India funds have been the best performing in the third quarter of the year.
According to figures from Morningstar and AJ Bell, Liontrust India, Jupiter India, and Schroder India Equity are leading the top funds of this quarter’s ranking.
Japan, commodity, and smaller companies funds also feature among the best performing themes in Q3.
As a whole, the India/Indian subcontinent sector was the best performing sector in Q3, with a 14.4% quarterly return.

At the other end of the spectrum, China, Latin America, emerging markets and UK gilt sectors experienced a poor run in Q3.
A strong year for India
This quarter builds on what has been a very good year for India funds.
“The Indian stock market has been on a summer charge, and that’s reflected in the best performing funds of the quarter, and indeed the year,” says AJ Bell head of investment analysis Laith Khalaf.
Liontrust manager of the Liontrust India Fund Ewan Thompson explained to Money Maketing that this rapid recovery can be explained by India’s experience of the pandemic.
India came through the first Covid wave in 2020 relatively unscathed and was able to re-open its economy quickly. The second wave, albeit more deadly, was short-lived and the degree of lockdown less severe. In addition, the vaccine roll-out in India has been swift.
Thompson gave additional reasons for India’s recent strong performances.
He said: “A further reason for India’s strong performance lies within a broader cyclical economic recovery that pre-dated the pandemic, and one further boosted by a notably business-friendly budget announcement in February.
“One element of this has been a concertedly tight fiscal policy, an austerity regime of sorts, with the finance ministry resolutely focussed on protecting the budget deficit against calls for loosening the purse strings.
“In February this year, the finance ministry finally announced a major spending plan, looking to both support and facilitate the economic reset underway in the aftermath of Covid.”
Jupiter Asset Management manager of the Jupiter India fund Avinash Vazirani also explained to Money Marketing that India is benefiting from the “China plus one” model.
He said: “One regulatory change that has been overlooked during the pandemic is India’s introduction of Production-Linked Incentives, which now covers diverse sectors such as electronics manufacturing, food processing, and pharmaceuticals.
“We’re hearing that companies that usually source from China are looking to move to a ‘China plus one’ model, in order to diversify their supply, and India is an attractive alternative sourcing destination.
Will there be opportunities to invest in Asia after the pandemic?
This trend is likely to continue
Thompson believes that this underlying investment upcycle is likely to continue to drive the Indian economy for the years to come.
He said: “It is part of a long-term economic cycle that saw strong investment 2003-2009 followed by a long fallow period of repair and digestion of this investment, along with recovery from the effects of the Global Financial Crisis.
“Given the extremely powerful demographic forces in India, we see the ongoing investment cycle as therefore structural and not cyclical.
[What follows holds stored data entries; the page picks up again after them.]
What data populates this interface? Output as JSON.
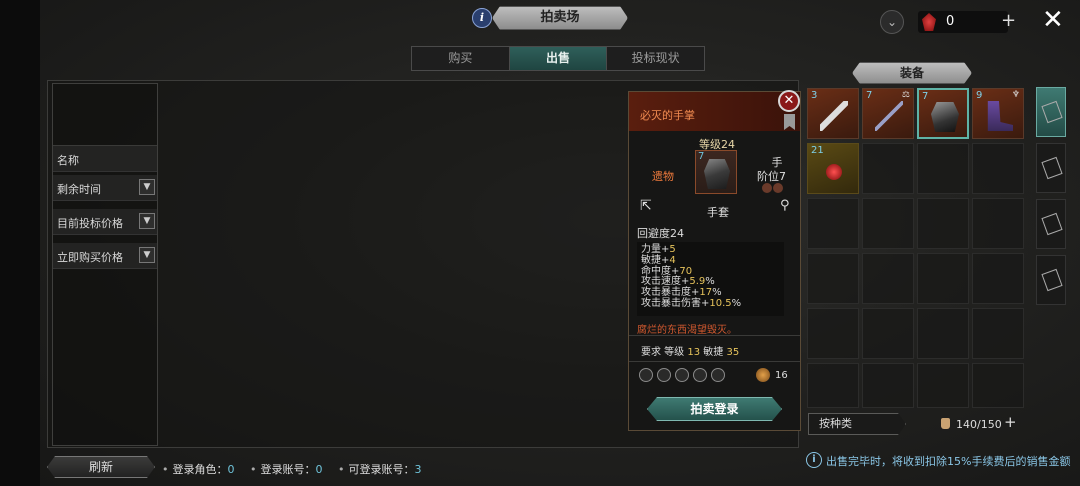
{
  "header": {
    "title": "拍卖场",
    "currency_value": "0"
  },
  "tabs": [
    "购买",
    "出售",
    "投标现状"
  ],
  "filters": {
    "name_label": "名称",
    "time_left_label": "剩余时间",
    "current_bid_label": "目前投标价格",
    "buyout_label": "立即购买价格"
  },
  "item_tooltip": {
    "name": "必灭的手掌",
    "level": "等级24",
    "rarity": "遗物",
    "slot": "手",
    "tier": "阶位7",
    "item_tier_num": "7",
    "type": "手套",
    "evasion": "回避度24",
    "stats": [
      {
        "label": "力量+",
        "value": "5",
        "unit": ""
      },
      {
        "label": "敏捷+",
        "value": "4",
        "unit": ""
      },
      {
        "label": "命中度+",
        "value": "70",
        "unit": ""
      },
      {
        "label": "攻击速度+",
        "value": "5.9",
        "unit": "%"
      },
      {
        "label": "攻击暴击度+",
        "value": "17",
        "unit": "%"
      },
      {
        "label": "攻击暴击伤害+",
        "value": "10.5",
        "unit": "%"
      }
    ],
    "flavor": "腐烂的东西渴望毁灭。",
    "requirement_prefix": "要求 等级 ",
    "requirement_level": "13",
    "requirement_mid": " 敏捷 ",
    "requirement_dex": "35",
    "price": "16",
    "sell_button": "拍卖登录"
  },
  "equipment": {
    "title": "装备",
    "slots": [
      {
        "num": "3",
        "mark": ""
      },
      {
        "num": "7",
        "mark": "⚖"
      },
      {
        "num": "7",
        "mark": ""
      },
      {
        "num": "9",
        "mark": "♆"
      },
      {
        "num": "21",
        "mark": ""
      }
    ],
    "sort_label": "按种类",
    "bag_count": "140/150"
  },
  "footer": {
    "refresh_label": "刷新",
    "login_chars_label": "登录角色：",
    "login_chars_value": "0",
    "login_accounts_label": "登录账号：",
    "login_accounts_value": "0",
    "available_accounts_label": "可登录账号：",
    "available_accounts_value": "3",
    "notice": "出售完毕时，将收到扣除15%手续费后的销售金额"
  },
  "colors": {
    "accent_teal": "#2f5f5a",
    "rarity_orange": "#ef7a3c",
    "stat_gold": "#e6c35c",
    "info_blue": "#8ac6e6"
  }
}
“At a time when China’s labour force has begun to shrink, India offers the opposite: a young and growing pool of labour, low-cost of production and a government keen to allow private businesses to take the lead in growing the economy.
“We would therefore look at the long-term investment cycle in India mirroring that of China through the 1990s to the present day – potentially being measured in decades rather than years.”
Vazirani also mentioned the rapid digitalisation of the country that predates Covid-19, as another growth driver for India.
He also found recent government’s reforms encouraging.
He said: “Over the last few years, we’ve seen the government introduce a unified goods & services tax, a new bankruptcy code, and a substantially lower corporation tax.
“We think there are several other pioneering reforms in the pipeline including reform of India’s complex land and labour laws.
“India’s ranking in the World Bank’s ease of doing business report has drastically improved in recent years, from 142nd in 2014 to 63rd in 2020.”
Potential obstacles
Although India seems to be in a good position, Thompson said that it remains “plugged into the global liquidity cycle”.
“A major global growth slowdown and attendant liquidity crunch would inevitably impact India,” he said.
He added that another risk could be an electoral swing back towards a more socialist-leaning government.
Vazirani also considered geopolitics to be a key risk for India. This is because the country has been subject of borders disputes for several years.
He said: “As recently as June 2020 there were deadly skirmishes with Chinese troops over this border, and as part of this dispute, India banned over 200 Chinese apps from being used in the country.
“While the situation has since cooled, with troops disengaging from several locations and diplomatic meetings taking place, we think that re-escalation of the situation is a potential risk and we are monitoring this very carefully.”
Vazirani also stressed that India is particularly sensitive to oil price.
He said: “India is a net importer of crude oil, and while there are plans underway to reduce this dependence, in the meantime India still imports 84% of its oil requirement which costs around $100bn.
“We do think that India has the potential to drastically reduce its dependence on oil in the near future, but in the short term the country is vulnerable to any significant and sustained increase in the oil price.”